The 2014-15 school year marked a big change for many states because they switched to tests that for the first time reflect the Common Core State Standards.
Follow the link for a state-by-state report and note these cautions in interpreting the results.
First, state-to-state comparisons can only be made among states that use the same test. In 2014-15, for instance, 18 states used Smarter Balanced [Note: Washington, Oregon, California, Idaho, Nevada and Montana are among them] and 11, plus the District of Columbia, used Partnership for Assessment of Readiness for College and Careers. (PARCC and Smarter Balanced are two federally funded testing consortia that developed exams aligned to the common core.)
Second, when a state gives the same test year to year, those results can show growth or declines in achievement. But when a state switches to a new test, first-year results can’t be used to compare achievement to that of previous years.
Comparing the results of old and new assessments can show other things, however. A drop in proficiency rates on the new tests could mean that students are still getting used to the new test format, or that schools are still adjusting to teaching new material, or it could mean that states set higher cut points on the new tests than on their old ones.
And speaking of Common Core standards, former Attorney General Rob McKenna writes in the Seattle Times to debunk a false charge leveled by critics of the standards.
Over the past two years, critics of Common Core State Standards have claimed these new learning goals will subject students to “cradle-to-the-grave” government surveillance. Common Core, they say, will do everything from creating databases with sensitive information, such as religious and political affiliation, to monitoring facial expressions and eye movement.
While such Orwellian predictions are effective in raising alarm, they simply aren’t true.
Read the whole thing, especially McKenna’s conclusion.

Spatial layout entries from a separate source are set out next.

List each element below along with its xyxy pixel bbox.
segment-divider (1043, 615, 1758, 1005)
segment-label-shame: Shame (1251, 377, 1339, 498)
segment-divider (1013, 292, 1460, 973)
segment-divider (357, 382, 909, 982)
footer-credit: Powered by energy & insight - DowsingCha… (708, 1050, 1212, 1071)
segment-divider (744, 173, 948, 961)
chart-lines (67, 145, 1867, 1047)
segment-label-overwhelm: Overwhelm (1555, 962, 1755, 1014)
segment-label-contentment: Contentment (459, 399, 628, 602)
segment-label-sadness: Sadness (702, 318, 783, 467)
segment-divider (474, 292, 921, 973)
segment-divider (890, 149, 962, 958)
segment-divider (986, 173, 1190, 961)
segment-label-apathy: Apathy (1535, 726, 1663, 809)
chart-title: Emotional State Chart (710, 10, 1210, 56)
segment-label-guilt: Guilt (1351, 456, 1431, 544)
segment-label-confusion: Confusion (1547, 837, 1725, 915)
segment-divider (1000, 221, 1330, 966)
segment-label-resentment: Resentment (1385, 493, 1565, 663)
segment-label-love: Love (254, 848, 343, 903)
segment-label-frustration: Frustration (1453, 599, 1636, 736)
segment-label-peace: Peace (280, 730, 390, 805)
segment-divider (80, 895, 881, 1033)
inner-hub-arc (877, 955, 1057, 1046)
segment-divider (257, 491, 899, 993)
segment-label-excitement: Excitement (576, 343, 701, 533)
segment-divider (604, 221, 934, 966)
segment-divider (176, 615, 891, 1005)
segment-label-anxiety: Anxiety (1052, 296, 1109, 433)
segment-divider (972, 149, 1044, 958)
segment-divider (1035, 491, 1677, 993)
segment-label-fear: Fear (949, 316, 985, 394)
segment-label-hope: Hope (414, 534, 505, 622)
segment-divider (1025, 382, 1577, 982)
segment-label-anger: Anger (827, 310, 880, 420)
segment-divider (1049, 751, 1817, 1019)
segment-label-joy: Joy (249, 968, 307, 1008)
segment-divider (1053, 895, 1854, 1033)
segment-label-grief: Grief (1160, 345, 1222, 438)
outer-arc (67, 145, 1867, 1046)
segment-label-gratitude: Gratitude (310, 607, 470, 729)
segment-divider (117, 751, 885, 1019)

…Common Core State Standards keep control where it belongs: at the state and local level. By setting high, comparable learning goals and letting teachers and school boards decide how to achieve them, Common Core ensures what is taught in our schools remains in the hands of those closest to the classroom.
When student data are used appropriately, they serve to improve education and close achievement gaps.
And, finally, the Seattle Times editorial board takes note of the increased education funding provided by the 2015 Legislature and the need to hire more classroom teachers.
…having the money for all those new teachers is not the same as having them in place. Some schools already are having a hard time filling positions and the oncoming surge in demand could lead to a serious teacher shortage.
The editorial identifies some strategies for filling the positions with highly capable instructors, including hiring bonuses, boosting entry level salaries and making it easier for out-of-state teachers to transfer to Washington.
No doubt we’ll be hearing more about these issues in the coming session and election cycle. Our foundation report touched on some of them. Among our observations,
Washington must take steps to ensure that the very best teachers are in every classroom, every day. The state can meet that challenge by continuing to assess teacher performance, providing opportunities for current teachers to enhance their skills, making assessment of student outcomes a factor in personnel evaluation, and ensuring principals have authority to hire the best teachers.
It’s a critical discussion of a key strategy to expanding opportunity for all Washingtonians.